Even companies from outside the industry are getting in on the act, with some discovering that they are sitting on a trove of user data that can be shared, at a price of course. The social networking app Foursquare for example now enables investors to analyse where users have been ‘checking-in’; potentially uncovering trends in business activity. Paired with the growth of the so called ‘Internet-of-Things’, through which Silicon Valley envisages the complete inter-networking of our lives, investors willing to pay for the privilege could soon have formidable access to information relating to every aspect of our lives.

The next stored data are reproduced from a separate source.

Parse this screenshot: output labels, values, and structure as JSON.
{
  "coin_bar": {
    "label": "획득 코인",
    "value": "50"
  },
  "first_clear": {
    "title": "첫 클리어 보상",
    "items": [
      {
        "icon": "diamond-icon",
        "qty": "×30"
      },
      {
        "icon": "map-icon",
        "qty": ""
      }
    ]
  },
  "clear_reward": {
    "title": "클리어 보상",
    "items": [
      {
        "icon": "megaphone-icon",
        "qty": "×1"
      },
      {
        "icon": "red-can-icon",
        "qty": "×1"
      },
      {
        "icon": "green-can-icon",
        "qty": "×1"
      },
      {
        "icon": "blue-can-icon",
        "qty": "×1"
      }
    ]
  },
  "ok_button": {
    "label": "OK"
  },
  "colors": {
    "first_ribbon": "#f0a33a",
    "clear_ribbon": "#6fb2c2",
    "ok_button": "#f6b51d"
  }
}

Bringing together these myriad sources of alternative data are new data aggregators, which are attempting to disrupt an industry dominated by big players such as Bloomberg. One such company is Quandl, a data provider which has amassed over 200,000 users since it was founded in 2011 and has now received over $20 million in venture capital funding.

Although the growth in alternative vendors is providing investors with cheaper access to important data, the choice presents a headache; much like media-streaming companies Netflix or Amazon Prime, each data provider promises exclusive access to certain content, leaving subscribers with the choice of either missing out on potentially valuable information, or paying for a growing set of data providers.

“Big data is not about the data” – Gary King, Harvard University

Sourcing alternative data is one thing, turning it into effective investment signals is quite another. In some cases, the sheer scale of the information can be too much for traditional desktop software. Step forward innovative data storage solutions from the likes of Apache Hadoop and Microsoft’s Azure cloud computing offering.

The need to decipher the cacophony of modern data also brings in the other major tech theme of the day; artificial intelligence (AI). Specifically, machine learning, the subfield of AI that specialises in autonomously learning complex relationships in data, can be required to analyse alternative data in order to produce investment signals. This is an area of active research within Aberdeen.

For several years we have partnered with the Scottish Financial Risk Academy to provide industrial placements to Quantitative Finance MSc students undertaking their dissertations. Last year we worked with students from the University of Edinburgh and Heriot-Watt University to investigate whether using alternative data sources could enhance investment decisions.

"The study demonstrated that using this alternative data enhanced the performance of various investment strategies"

For this project we used two different data sources, which automatically read through thousands of news articles from around the world (‘data-scraping’ in technical jargon), applying the machine learning field of natural language processing to discern whether a particular article has favourable or unfavourable sentiment towards certain asset classes. The study demonstrated that using this alternative data, which gives investors a real time insight into the ebb and flow of public sentiment, enhanced the performance of various investment strategies forecasting regional equity markets and trading crude oil contracts.

While providers scramble to sell alternative data, some investors may remain sceptical; the bar is high to prove that expensive new data sources provide sufficient extra information and alpha over traditional analyses to justify their price. The proliferation of alternative data sources also raises questions around market efficiency, as well as whether, as the information becomes more easily accessed, any market advantage will be eroded away.

The growing debate around data privacy could also pose a challenge to those wishing to monetise their customers’ activity. Some consumers may be more wary of smartphone apps’ terms and conditions when they realise their location data is being sold on to Wall Street. Nevertheless, financial analysts now have unprecedented access to an abundance of sophisticated information, the key question is whether we will drown in a sea of bytes, or we will manage to find the signal in the noise.